About 30 years ago, when I was Chief of the Vision Therapy Services at S.U.N.Y. College of Optometry, one of the favorite scenarios we posed to interns during their practical examinations was this: A parent walks by your vision therapy room and sees a trampoline. She asks: “That’s interesting. Why do you have a trampoline in your office? I’d expect to see that in an occupational therapy practice, but what does it have to do with vision?” How do you answer her question?
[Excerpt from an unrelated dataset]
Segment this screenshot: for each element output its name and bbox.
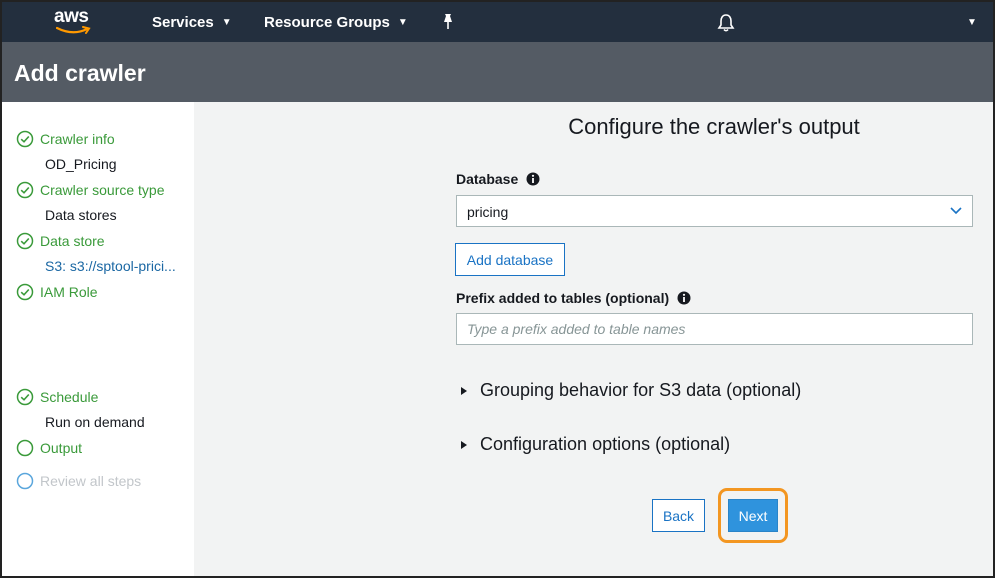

Although there are several lines of approach to the question, including motor control, balance, rhythm, and so forth – we were looking for something specific and unique to vision. Our colleague, Dr. Marty Birnbaum, zeroed in automaticity as related to fusional vergence therapy. His article in the AOA journal (1995) is still a classic on the subject, so for your reading pleasure here is the abstract:
Fusional vergence therapy is typically performed under conditions that permit the patient to direct considerable attention and effort to the visual task. Unless visual function is sufficiently automatic as to require minimal attention and effort, attention directed toward visual function may detract from that available for cognitive processing. This report describes a method to develop greater automaticity of fusional vengence through the use of concurrent demands.
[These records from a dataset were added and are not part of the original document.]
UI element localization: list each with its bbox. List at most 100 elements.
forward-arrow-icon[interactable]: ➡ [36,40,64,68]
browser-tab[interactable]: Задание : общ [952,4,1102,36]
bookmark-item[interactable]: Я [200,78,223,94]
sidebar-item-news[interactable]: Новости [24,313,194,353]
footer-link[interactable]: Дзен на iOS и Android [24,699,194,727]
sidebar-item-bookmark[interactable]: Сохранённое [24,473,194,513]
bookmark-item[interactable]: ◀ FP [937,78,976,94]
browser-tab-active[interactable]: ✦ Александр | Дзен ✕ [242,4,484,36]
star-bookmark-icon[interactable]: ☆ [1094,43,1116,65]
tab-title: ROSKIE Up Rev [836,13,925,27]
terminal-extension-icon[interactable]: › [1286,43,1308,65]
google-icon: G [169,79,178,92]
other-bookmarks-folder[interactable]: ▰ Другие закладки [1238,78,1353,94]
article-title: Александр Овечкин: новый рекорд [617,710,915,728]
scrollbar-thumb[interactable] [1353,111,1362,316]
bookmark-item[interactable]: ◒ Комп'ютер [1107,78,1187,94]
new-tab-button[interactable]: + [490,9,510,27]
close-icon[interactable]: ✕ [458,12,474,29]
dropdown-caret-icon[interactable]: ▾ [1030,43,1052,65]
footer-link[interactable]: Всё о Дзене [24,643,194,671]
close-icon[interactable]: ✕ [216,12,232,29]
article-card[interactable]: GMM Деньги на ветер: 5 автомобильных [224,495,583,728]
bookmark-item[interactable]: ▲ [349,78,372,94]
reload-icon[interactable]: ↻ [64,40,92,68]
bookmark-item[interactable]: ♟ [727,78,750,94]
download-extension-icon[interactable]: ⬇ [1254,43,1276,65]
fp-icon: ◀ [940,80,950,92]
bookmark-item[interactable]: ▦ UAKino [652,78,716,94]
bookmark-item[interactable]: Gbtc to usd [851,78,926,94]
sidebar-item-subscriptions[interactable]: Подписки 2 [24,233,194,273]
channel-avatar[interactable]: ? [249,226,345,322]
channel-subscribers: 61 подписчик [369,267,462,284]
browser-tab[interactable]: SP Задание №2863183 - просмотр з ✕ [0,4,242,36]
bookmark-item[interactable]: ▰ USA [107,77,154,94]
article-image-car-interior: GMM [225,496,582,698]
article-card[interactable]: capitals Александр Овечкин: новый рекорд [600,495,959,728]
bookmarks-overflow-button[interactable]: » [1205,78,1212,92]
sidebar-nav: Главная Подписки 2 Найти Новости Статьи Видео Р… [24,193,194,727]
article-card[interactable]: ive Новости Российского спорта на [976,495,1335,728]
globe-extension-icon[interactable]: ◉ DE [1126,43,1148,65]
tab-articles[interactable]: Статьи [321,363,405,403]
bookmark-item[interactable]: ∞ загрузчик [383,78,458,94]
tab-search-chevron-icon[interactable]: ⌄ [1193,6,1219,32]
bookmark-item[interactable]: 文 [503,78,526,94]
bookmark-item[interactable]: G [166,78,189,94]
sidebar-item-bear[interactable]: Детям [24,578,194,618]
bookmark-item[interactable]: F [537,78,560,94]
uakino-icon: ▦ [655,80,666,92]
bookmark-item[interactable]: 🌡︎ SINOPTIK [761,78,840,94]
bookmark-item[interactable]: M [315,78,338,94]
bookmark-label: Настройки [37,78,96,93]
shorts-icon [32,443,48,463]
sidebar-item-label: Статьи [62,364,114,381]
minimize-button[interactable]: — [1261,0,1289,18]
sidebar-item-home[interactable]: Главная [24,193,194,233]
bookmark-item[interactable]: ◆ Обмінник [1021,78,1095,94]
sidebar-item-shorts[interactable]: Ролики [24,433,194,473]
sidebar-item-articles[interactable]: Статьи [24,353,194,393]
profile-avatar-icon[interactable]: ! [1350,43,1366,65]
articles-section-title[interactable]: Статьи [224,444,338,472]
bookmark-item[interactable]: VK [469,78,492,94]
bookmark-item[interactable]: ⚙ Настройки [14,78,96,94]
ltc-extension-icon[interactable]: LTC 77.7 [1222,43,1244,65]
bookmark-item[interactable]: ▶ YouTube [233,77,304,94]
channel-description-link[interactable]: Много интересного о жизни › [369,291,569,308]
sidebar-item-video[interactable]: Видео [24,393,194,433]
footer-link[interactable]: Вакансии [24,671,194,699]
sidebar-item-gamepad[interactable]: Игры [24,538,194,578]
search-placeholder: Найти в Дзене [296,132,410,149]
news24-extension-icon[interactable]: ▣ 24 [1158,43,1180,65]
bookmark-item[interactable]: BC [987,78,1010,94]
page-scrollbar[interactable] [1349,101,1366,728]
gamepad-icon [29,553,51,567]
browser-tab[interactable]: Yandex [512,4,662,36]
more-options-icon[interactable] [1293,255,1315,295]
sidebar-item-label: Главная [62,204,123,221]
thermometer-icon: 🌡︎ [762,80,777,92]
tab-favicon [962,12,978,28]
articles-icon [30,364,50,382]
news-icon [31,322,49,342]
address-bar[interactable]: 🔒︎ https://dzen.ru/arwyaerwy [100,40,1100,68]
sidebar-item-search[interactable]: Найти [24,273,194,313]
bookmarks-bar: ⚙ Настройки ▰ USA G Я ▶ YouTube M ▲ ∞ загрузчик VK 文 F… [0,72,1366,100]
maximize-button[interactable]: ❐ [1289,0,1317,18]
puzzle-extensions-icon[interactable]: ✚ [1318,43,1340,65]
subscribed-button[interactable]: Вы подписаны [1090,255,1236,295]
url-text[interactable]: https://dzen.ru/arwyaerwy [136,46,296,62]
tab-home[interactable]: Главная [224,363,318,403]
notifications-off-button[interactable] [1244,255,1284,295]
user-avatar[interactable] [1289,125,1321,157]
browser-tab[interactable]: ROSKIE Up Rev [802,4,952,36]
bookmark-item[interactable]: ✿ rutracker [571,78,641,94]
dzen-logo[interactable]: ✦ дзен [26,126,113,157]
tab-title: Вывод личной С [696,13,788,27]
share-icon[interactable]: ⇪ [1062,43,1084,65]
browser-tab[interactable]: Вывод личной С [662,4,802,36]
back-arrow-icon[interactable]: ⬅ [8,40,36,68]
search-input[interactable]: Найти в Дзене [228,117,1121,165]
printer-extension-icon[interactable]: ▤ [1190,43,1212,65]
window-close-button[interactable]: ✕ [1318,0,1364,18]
A retrospective pilot study of patient records was performed to assess the use of a concurrent motor demand (bouncing on a rebounder) to develop automaticity of fusional vergence.
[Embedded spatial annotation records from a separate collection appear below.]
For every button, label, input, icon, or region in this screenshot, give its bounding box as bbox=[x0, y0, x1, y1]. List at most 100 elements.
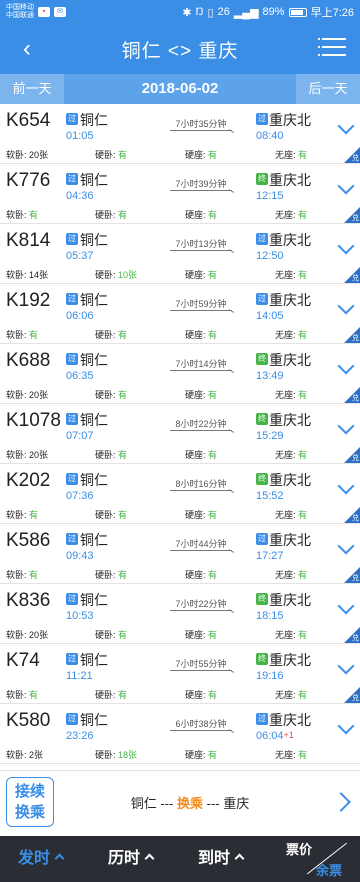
hard-seat: 硬座: 有 bbox=[185, 388, 217, 401]
soft-sleeper: 软卧: 有 bbox=[6, 688, 38, 701]
arrival-time-wrap: 06:04+1 bbox=[256, 730, 294, 742]
seat-value: 有 bbox=[298, 690, 308, 700]
hard-seat: 硬座: 有 bbox=[185, 268, 217, 281]
arrival-time: 18:15 bbox=[256, 610, 284, 622]
next-day-button[interactable]: 后一天 bbox=[296, 74, 360, 104]
seat-label: 硬卧: bbox=[95, 690, 119, 700]
hard-sleeper: 硬卧: 有 bbox=[95, 508, 127, 521]
sort-duration-tab[interactable]: 历时 bbox=[108, 836, 155, 882]
seat-label: 硬座: bbox=[185, 750, 209, 760]
seat-value: 有 bbox=[208, 510, 218, 520]
seat-value: 有 bbox=[208, 330, 218, 340]
seat-value: 20张 bbox=[29, 450, 49, 460]
arrival-time: 12:15 bbox=[256, 190, 284, 202]
hard-sleeper: 硬卧: 18张 bbox=[95, 748, 137, 761]
seat-label: 硬座: bbox=[185, 690, 209, 700]
chevron-down-icon[interactable] bbox=[337, 597, 355, 615]
chevron-down-icon[interactable] bbox=[337, 417, 355, 435]
sort-depart-tab[interactable]: 发时 bbox=[18, 836, 65, 882]
train-row[interactable]: K74 过铜仁 11:21 7小时55分钟终重庆北 19:16 软卧: 有硬卧: 有硬座:… bbox=[0, 644, 360, 704]
sort-depart-label: 发时 bbox=[18, 850, 51, 867]
current-date[interactable]: 2018-06-02 bbox=[64, 74, 296, 104]
chevron-right-icon[interactable] bbox=[331, 792, 351, 812]
seat-value: 有 bbox=[208, 630, 218, 640]
train-row[interactable]: K580 过铜仁 23:26 6小时38分钟过重庆北 06:04+1 软卧: 2张 硬卧: … bbox=[0, 704, 360, 764]
seat-value: 有 bbox=[298, 390, 308, 400]
arrival-tag: 过 bbox=[256, 713, 268, 725]
chevron-down-icon[interactable] bbox=[337, 537, 355, 555]
pass-tag: 过 bbox=[66, 113, 78, 125]
train-row[interactable]: K836 过铜仁 10:53 7小时22分钟 终重庆北 18:15 软卧: 20张 硬卧: 有… bbox=[0, 584, 360, 644]
hard-seat: 硬座: 有 bbox=[185, 508, 217, 521]
soft-sleeper: 软卧: 有 bbox=[6, 508, 38, 521]
prev-day-button[interactable]: 前一天 bbox=[0, 74, 64, 104]
seat-value: 有 bbox=[298, 270, 308, 280]
arrival-tag: 终 bbox=[256, 413, 268, 425]
bluetooth-icon: ✱ bbox=[182, 6, 192, 19]
seat-label: 无座: bbox=[275, 450, 299, 460]
train-row[interactable]: K654 过铜仁 01:05 7小时35分钟过重庆北 08:40 软卧: 20张 硬卧: 有… bbox=[0, 104, 360, 164]
chevron-down-icon[interactable] bbox=[337, 297, 355, 315]
price-remaining-tab[interactable]: 票价 余票 bbox=[280, 836, 360, 882]
transfer-to: 重庆 bbox=[223, 796, 250, 811]
seat-label: 无座: bbox=[275, 570, 299, 580]
seat-value: 有 bbox=[118, 390, 128, 400]
transfer-badge-line1: 接续 bbox=[14, 783, 45, 800]
train-number: K688 bbox=[6, 350, 51, 371]
chevron-down-icon[interactable] bbox=[337, 177, 355, 195]
chevron-down-icon[interactable] bbox=[337, 237, 355, 255]
chevron-down-icon[interactable] bbox=[337, 657, 355, 675]
seat-label: 无座: bbox=[275, 390, 299, 400]
train-number: K836 bbox=[6, 590, 51, 611]
arrival-time-wrap: 13:49 bbox=[256, 370, 284, 382]
signal-icon: ▂▄▆ bbox=[233, 6, 259, 19]
departure-time: 06:35 bbox=[66, 370, 94, 382]
travel-duration: 7小时22分钟 bbox=[170, 598, 232, 611]
chevron-down-icon[interactable] bbox=[337, 477, 355, 495]
train-number: K814 bbox=[6, 230, 51, 251]
seat-value: 有 bbox=[29, 330, 39, 340]
departure-station: 铜仁 bbox=[80, 352, 108, 368]
train-row[interactable]: K192 过铜仁 06:06 7小时59分钟过重庆北 14:05 软卧: 有硬卧: 有硬座… bbox=[0, 284, 360, 344]
chevron-down-icon[interactable] bbox=[337, 717, 355, 735]
arrival-time: 13:49 bbox=[256, 370, 284, 382]
exchange-corner-label: 兑 bbox=[352, 155, 359, 162]
seat-label: 软卧: bbox=[6, 570, 30, 580]
arrival-station: 重庆北 bbox=[269, 712, 311, 728]
seat-label: 硬座: bbox=[185, 390, 209, 400]
arrival-tag: 过 bbox=[256, 533, 268, 545]
arrival-tag: 终 bbox=[256, 653, 268, 665]
exchange-corner-label: 兑 bbox=[352, 335, 359, 342]
train-row[interactable]: K202 过铜仁 07:36 8小时16分钟终重庆北 15:52 软卧: 有硬卧: 有硬座… bbox=[0, 464, 360, 524]
chevron-down-icon[interactable] bbox=[337, 117, 355, 135]
sort-arrive-tab[interactable]: 到时 bbox=[198, 836, 245, 882]
train-row[interactable]: K1078 过铜仁 07:07 8小时22分钟 终重庆北 15:29 软卧: 20张 硬卧: … bbox=[0, 404, 360, 464]
hard-sleeper: 硬卧: 有 bbox=[95, 328, 127, 341]
pass-tag: 过 bbox=[66, 413, 78, 425]
price-label: 票价 bbox=[286, 842, 313, 857]
seat-value: 有 bbox=[118, 510, 128, 520]
caret-up-icon bbox=[144, 853, 155, 864]
no-seat: 无座: 有 bbox=[275, 268, 307, 281]
seat-value: 有 bbox=[29, 210, 39, 220]
hard-sleeper: 硬卧: 有 bbox=[95, 628, 127, 641]
train-row[interactable]: K688 过铜仁 06:35 7小时14分钟 终重庆北 13:49 软卧: 20张 硬卧: 有… bbox=[0, 344, 360, 404]
seat-value: 有 bbox=[298, 150, 308, 160]
arrival-time-wrap: 14:05 bbox=[256, 310, 284, 322]
no-seat: 无座: 有 bbox=[275, 388, 307, 401]
arrival-station: 重庆北 bbox=[269, 652, 311, 668]
menu-icon[interactable] bbox=[318, 38, 346, 60]
hard-sleeper: 硬卧: 有 bbox=[95, 448, 127, 461]
arrival-station: 重庆北 bbox=[269, 352, 311, 368]
train-row[interactable]: K814 过铜仁 05:37 7小时13分钟过重庆北 12:50 软卧: 14张 硬卧: 1… bbox=[0, 224, 360, 284]
seat-label: 软卧: bbox=[6, 150, 30, 160]
chevron-down-icon[interactable] bbox=[337, 357, 355, 375]
seat-value: 2张 bbox=[29, 750, 44, 760]
train-row[interactable]: K586 过铜仁 09:43 7小时44分钟过重庆北 17:27 软卧: 有硬卧: 有硬座… bbox=[0, 524, 360, 584]
back-arrow-icon[interactable]: ‹ bbox=[12, 34, 42, 64]
arrival-time: 17:27 bbox=[256, 550, 284, 562]
train-row[interactable]: K776 过铜仁 04:36 7小时39分钟终重庆北 12:15 软卧: 有硬卧: 有硬座… bbox=[0, 164, 360, 224]
soft-sleeper: 软卧: 2张 bbox=[6, 748, 43, 761]
seat-value: 有 bbox=[208, 570, 218, 580]
departure-time: 01:05 bbox=[66, 130, 94, 142]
In most cases, patients who achieved adequate fusional vergence without the concurrent motor demand demonstrated a decrease in fusional vergence ranges when the motor demand was added, and then improved with practice so that vergence ranges while bouncing on the rebounder approached those achieved while seated. This pattern was obtained in 75 percent of the base-out and 57.1 percent of the base-in protocols. Some patients who showed a decrement in performance with introduction of the concurrent demand failed to improve with practice; this pattern was observed in 28.6 percent of the base-in protocols, but in none of the base-out protocols. Some patients showed no decrease in performance when the concurrent distracting task was introduced (observed in 25 percent of the base-out protocols and 14.3 percent of the base-in protocols).
In most cases, maximum automaticity is not achieved when fusional vergence is trained under conditions that permit the patient to devote full attention to the vergence task. Introducing concurrent distractors may be desirable to automate performance and enable the patient to maintain fusional vergence even while attention is directed to the concurrent task. Heightened automaticity may reduce the effort and attention that must be directed toward binocular function, and hence maximize attentional capacity available for information-processing, comprehension, and performance on the task at hand.
These days the question actually becomes a bit easier, because the widespread benefits of rebounding or trampolining are almost universally acknowledged.